Bu hayvanlar daha doğar doğmaz hastalıklara karşı aşılanmaktadır. Yiyecekleri bilimsel yöntemlere göre hazırlanmış, vücutlarının fizyolojik ihtiyaçlarına göre belirlenmiş özel mamalardır. Ömürleri boyunca sokağın çamurundan, pisliğinden, dışarının soğundan uzak bir şekilde sıcacık bir çatı altında yaşamlarını sürdürürler. Özel şampuanları vardır ve sahipleri tarafından düzenli olarak banyo yaptırılırlar. Bundan dolayı ömürlerinde enfeksiyona bağlı hastalıklara pek yakalanmazlar; fakat vücut dirençleri zayıf olduğundan en ufak bir olumsuzlukta da hasta olabilirler ve aynı zamanda alerjik hastalıklara yatkındırlar. Çok terbiyelidirler, tuvalet eğitimleri vardır ve sahiplerinin her sözünü dinlerler. Zaten aileden bir birey gibidir, insanlar hayvanlarına sevgi gösterir, birlikte oynarlar, aralarında duygusal paylaşımlar yaşanır. Kedi ve köpeklerin 10-15 yıl arasında bir doğal yaşam süreleri vardır ve Avrupa'da evcil hayvanlar ömürlerinin sonuna doğru bir yaşlılık sürecini de geçirirler: tüyleri solar, dişleri dökülür, kilo alır ve hatta altına kaçırmaya başlar. Bir gün hayatını kaybetse bile hafızalardan hiçbir zaman silinmezler..

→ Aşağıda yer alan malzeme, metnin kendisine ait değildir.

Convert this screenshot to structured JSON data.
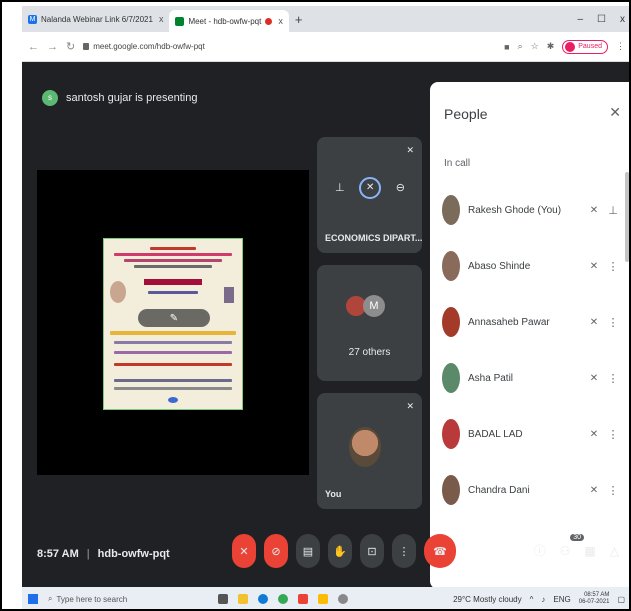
{
  "browser": {
    "tabs": [
      {
        "label": "Nalanda Webinar Link 6/7/2021",
        "close": "x",
        "favicon_color": "#1a73e8"
      },
      {
        "label": "Meet - hdb-owfw-pqt",
        "close": "x",
        "favicon_color": "#00832d"
      }
    ],
    "new_tab": "+",
    "window_controls": [
      "–",
      "☐",
      "x"
    ],
    "url": "meet.google.com/hdb-owfw-pqt",
    "profile_label": "Paused"
  },
  "meet": {
    "presenting_initial": "s",
    "presenting_text": "santosh gujar is presenting",
    "tiles": [
      {
        "label": "ECONOMICS DIPART...",
        "kind": "presenter"
      },
      {
        "label": "27 others",
        "kind": "others",
        "avatar_letter": "M"
      },
      {
        "label": "You",
        "kind": "self"
      }
    ],
    "people_panel": {
      "title": "People",
      "section": "In call",
      "members": [
        {
          "name": "Rakesh Ghode (You)",
          "avatar_color": "#7a6b5a"
        },
        {
          "name": "Abaso Shinde",
          "avatar_color": "#8a6a5a"
        },
        {
          "name": "Annasaheb Pawar",
          "avatar_color": "#a33a2a"
        },
        {
          "name": "Asha Patil",
          "avatar_color": "#5a8a6a"
        },
        {
          "name": "BADAL LAD",
          "avatar_color": "#b83a3a"
        },
        {
          "name": "Chandra Dani",
          "avatar_color": "#7a5a4a"
        }
      ]
    },
    "meeting_time": "8:57 AM",
    "meeting_separator": "|",
    "meeting_code": "hdb-owfw-pqt",
    "participant_count": "30",
    "colors": {
      "danger": "#ea4335",
      "surface": "#3c4043",
      "background": "#202124",
      "accent": "#8ab4f8"
    }
  },
  "taskbar": {
    "search_placeholder": "Type here to search",
    "weather": "29°C Mostly cloudy",
    "language": "ENG",
    "time": "08:57 AM",
    "date": "06-07-2021"
  }
}
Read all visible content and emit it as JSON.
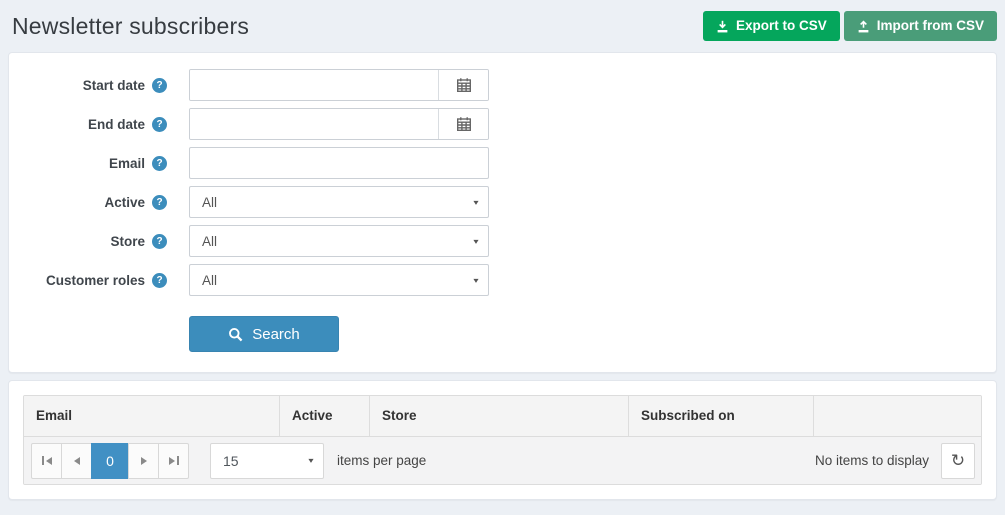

Bir karşılaştırma olması bakımından Türkiye'deki sokak köpeklerinin hayatını inceleyebiliriz. Evde hayvan besleme Türkiye'de pek fazla yaygın değildir. İnsanlar daha kendilerine bakamazken elbette kedi köpeğe bakacak durumda değildir. Sadece köylerde bekçilik yapsın diye evin önüne bir köpek bağlanır, yemek artıklarıyla beslenir. Şehirde insanların evde kedi köpeğe ayıracakları vakitleri de yoktur, işten eve geldiklerinde yorgunluktan başlarını kaldıracak taakatleri de. Çocuklar genelde sokakta köpeğin birinin başına bir ip bağlayıp dolaştırırlar, sonra anneleri kızınca bırakırlar. Bir hevesle eve alınıp sonra bakımı zor gelince sokağa terk edilen köpek de çoktur. Sokak köpekleri sürekli mikropların içinde olduğundan vücutları doğal bir bağışıklık kazanır, hastalanmasalar bile çok hayırlı bir şey değildir bu. Karda, kışta, yarı aç yarı tok yaşayıp giderler. Yaşam süreleri de çok uzun olmaz. Sokak köpekleri pek yaşlanmaz, ya bir kışı atlatamaz, ya araba çarpar ya da belediye tarafından zehirlenirler.